Stuxnet is a word that has struck fear in the hearts of cyber experts the world over. The advanced computer worm, which bored its way into Iranian nuclear program computer networks, demonstrated the vulnerability of critical infrastructure to malicious hacking.
But former counterterrorism czar and cybersecurity guru Richard Clarke says Stuxnet was actually a failure.
“As a covert program, the attack was meant to be not only unknown, but unattributable,“ he wrote in an article on ABCNews.com. Instead, the cyber threat garnered international attention. Second, Stuxnet was isolated and “interrogated.“
“One can be sure that highly skilled hackers in several countries are even now taking it apart, modifying it and getting it ready to destroy some other target,“ he added.
Stuxnet's failures do not make the world safer, though, Clarke writes. He likens the fallout from Stuxnet to a boomerang.

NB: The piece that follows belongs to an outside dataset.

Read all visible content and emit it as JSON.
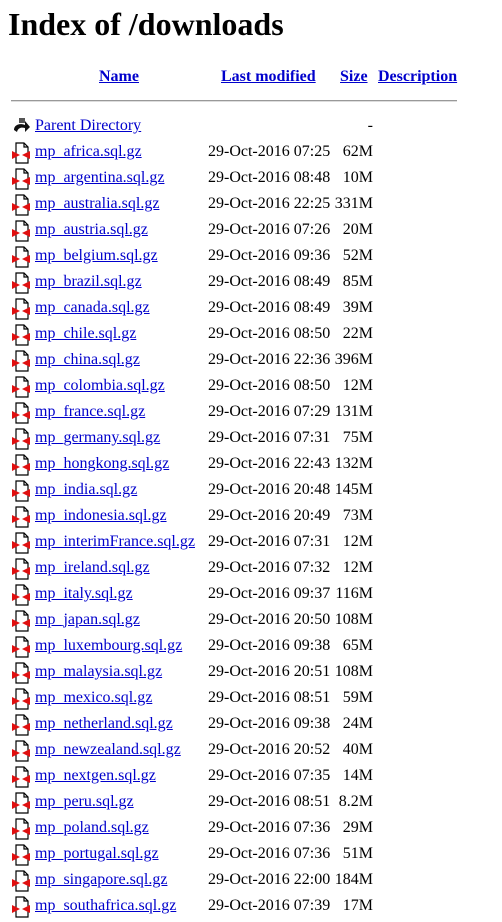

For instance, the international media attention heaped on the bug has pushed Iran toward retaliation.
And Iran's response “need not be in cyberspace,“ he wrote, “but could instead come in the form of increased deaths of Americans in Iraq and Afghanistan from Tehran’s vast supply of road side bombs.“
Iran's response could come in cyberspace, too, he said, because the worm's code has been so heavily disseminated.

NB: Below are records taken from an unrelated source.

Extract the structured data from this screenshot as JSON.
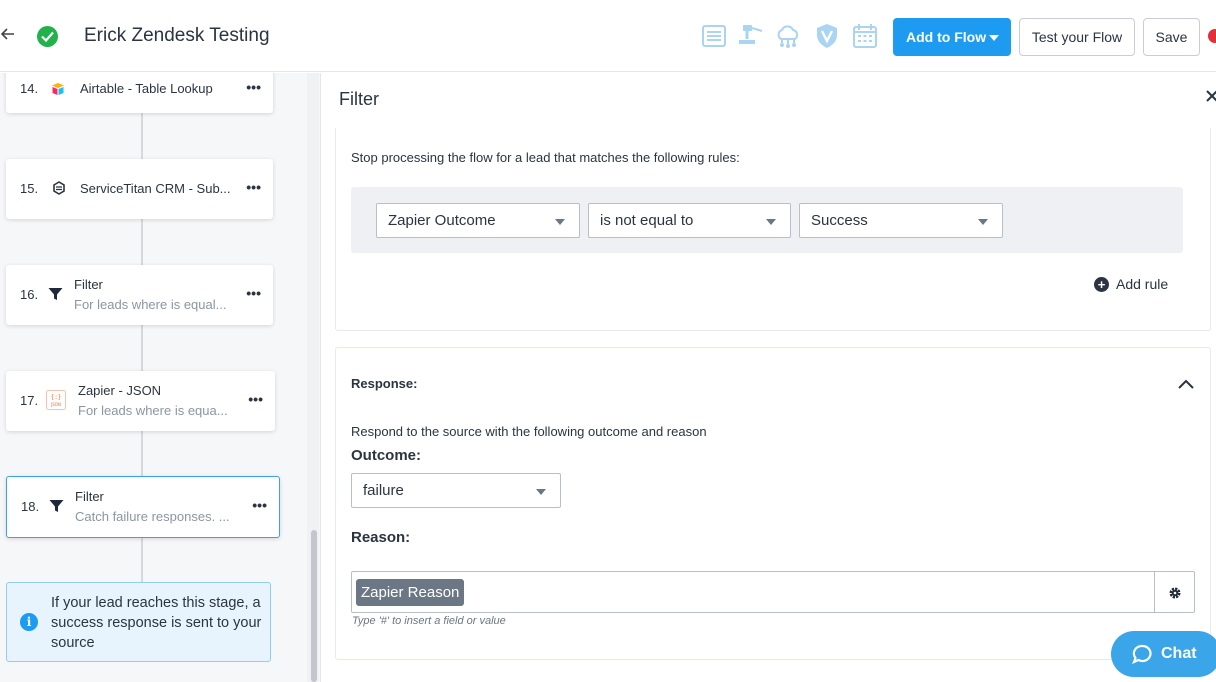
{
  "header": {
    "back_icon": "arrow-left-icon",
    "status_icon": "check-circle-icon",
    "title": "Erick Zendesk Testing",
    "toolbar_icons": [
      "list-icon",
      "gavel-icon",
      "cloud-network-icon",
      "shield-v-icon",
      "calendar-icon"
    ],
    "add_to_flow_label": "Add to Flow",
    "test_flow_label": "Test your Flow",
    "save_label": "Save",
    "accent_color": "#1d9bf0"
  },
  "sidebar": {
    "steps": [
      {
        "number": "14.",
        "icon": "airtable-icon",
        "title": "Airtable - Table Lookup",
        "subtitle": ""
      },
      {
        "number": "15.",
        "icon": "servicetitan-icon",
        "title": "ServiceTitan CRM - Sub...",
        "subtitle": ""
      },
      {
        "number": "16.",
        "icon": "filter-icon",
        "title": "Filter",
        "subtitle": "For leads where is equal..."
      },
      {
        "number": "17.",
        "icon": "json-icon",
        "title": "Zapier - JSON",
        "subtitle": "For leads where is equa..."
      },
      {
        "number": "18.",
        "icon": "filter-icon",
        "title": "Filter",
        "subtitle": "Catch failure responses. ..."
      }
    ],
    "more_label": "•••",
    "info_text": "If your lead reaches this stage, a success response is sent to your source"
  },
  "panel": {
    "title": "Filter",
    "close_icon": "close-icon",
    "filter_description": "Stop processing the flow for a lead that matches the following rules:",
    "rule": {
      "field": "Zapier Outcome",
      "operator": "is not equal to",
      "value": "Success"
    },
    "add_rule_label": "Add rule",
    "response": {
      "title": "Response:",
      "description": "Respond to the source with the following outcome and reason",
      "outcome_label": "Outcome:",
      "outcome_value": "failure",
      "reason_label": "Reason:",
      "reason_token": "Zapier Reason",
      "hint": "Type '#' to insert a field or value"
    }
  },
  "chat": {
    "label": "Chat",
    "color": "#3aa5e8"
  }
}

All is not lost though, Clarke said, but it will require a more proactive from the government in protecting private computer networks, which, so far has mostly taken a hands-off stance.
Richard Clarke, a counterterrorism official who served under George H. W. Bush and George W. Bush, as well as President Bill Clinton, is the author of “Cyber War: The Next Threat to National Security and What To Do About It.”